Jagat membuka lembaran terakhir buku catatan. Ada tulisan tangan ayahnya:
“Jika kau membaca ini, berarti waktuku sudah habis. Jangan takut, Nak. Ilmu pengetahuan bisa menjadi pedang dan perisai sekaligus. Gunakanlah untuk melindungi, bukan untuk menghancurkan. Dan jangan pernah biarkan siapapun merenggut kebebasanmu.”
Air mata menetes tanpa sadar.
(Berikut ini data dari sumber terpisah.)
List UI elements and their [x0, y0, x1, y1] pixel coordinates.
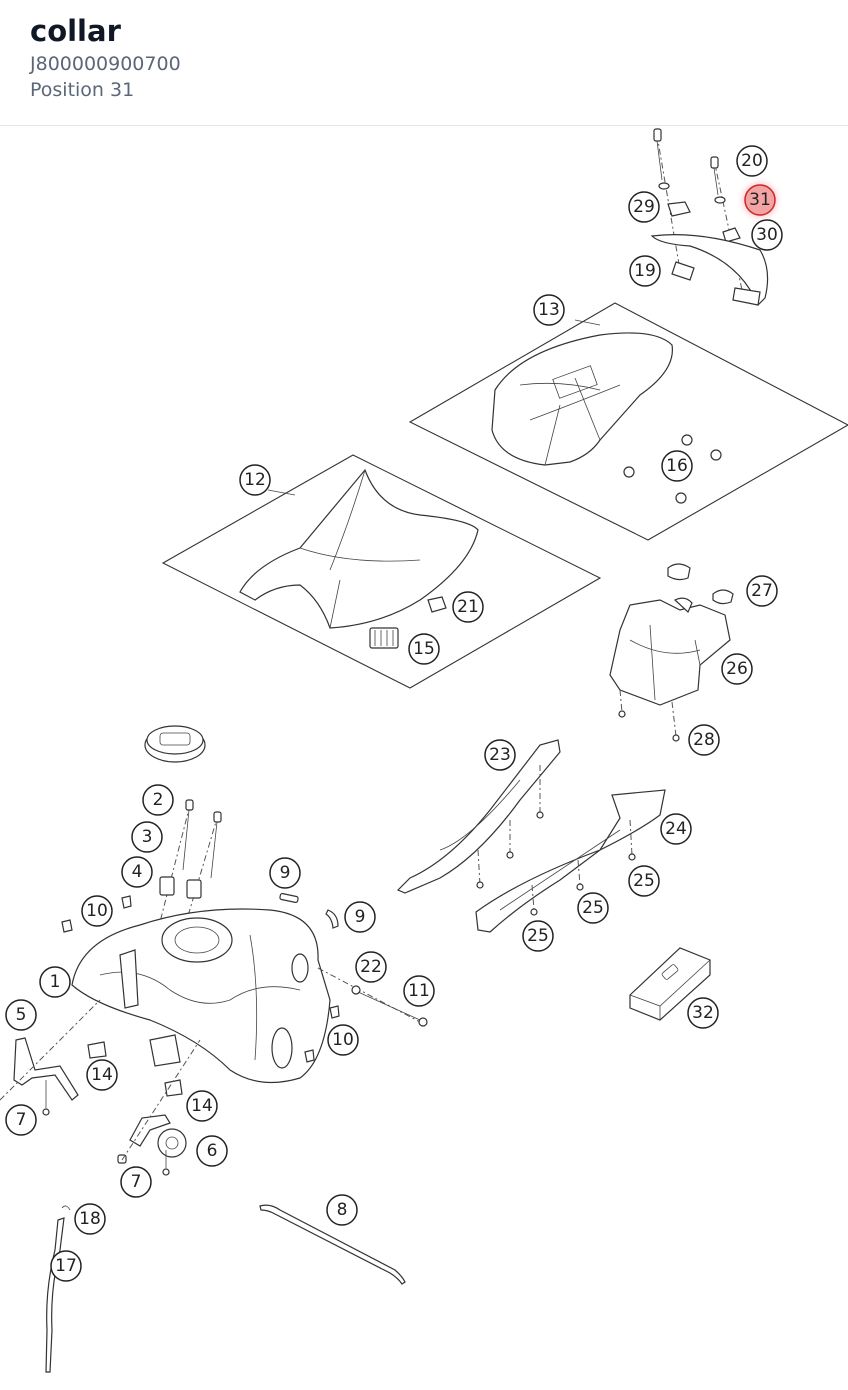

Jagat meremas kertas itu.
“Ayah… aku janji. Aku akan teruskan ini. Aku akan temukan siapa yang membuatmu pergi terlalu cepat.”
Layar hologram berganti tampilan. Kini ada peta 3D sederhana, menyorot sebuah titik merah di luar kota.
> “Lokasi terdeteksi: Rumah tua kakek Anda, di desa Lamongan. Koordinat telah ditandai. Misi awal: akses laboratorium rahasia. Status: URGENT.”
Jagat mengangguk. “Jadi di sana semua jawaban menunggu…”
> “Benar. Tetapi hati-hati. Sinyal pengawasan terdeteksi. Ada pihak lain yang masih memburu data ini.”
Jagat menutup tas itu dengan perasaan campur aduk. Malam semakin larut, tapi dadanya berdegup cepat.
Ia menatap ke luar jendela, seolah bayangan malam menyembunyikan mata-mata yang mengawasinya.
“Nadia… Ibu… Aku harus kuat.”
Dan tepat sebelum lampu kamar padam, suara Nova kembali bergema:
> “Inisiasi Quest Pertama dimulai. Bersiaplah, Jagat. Dari langkah ini, jalanmu menuju balas dendam… dan penyelamatan bumi, telah dimulai.”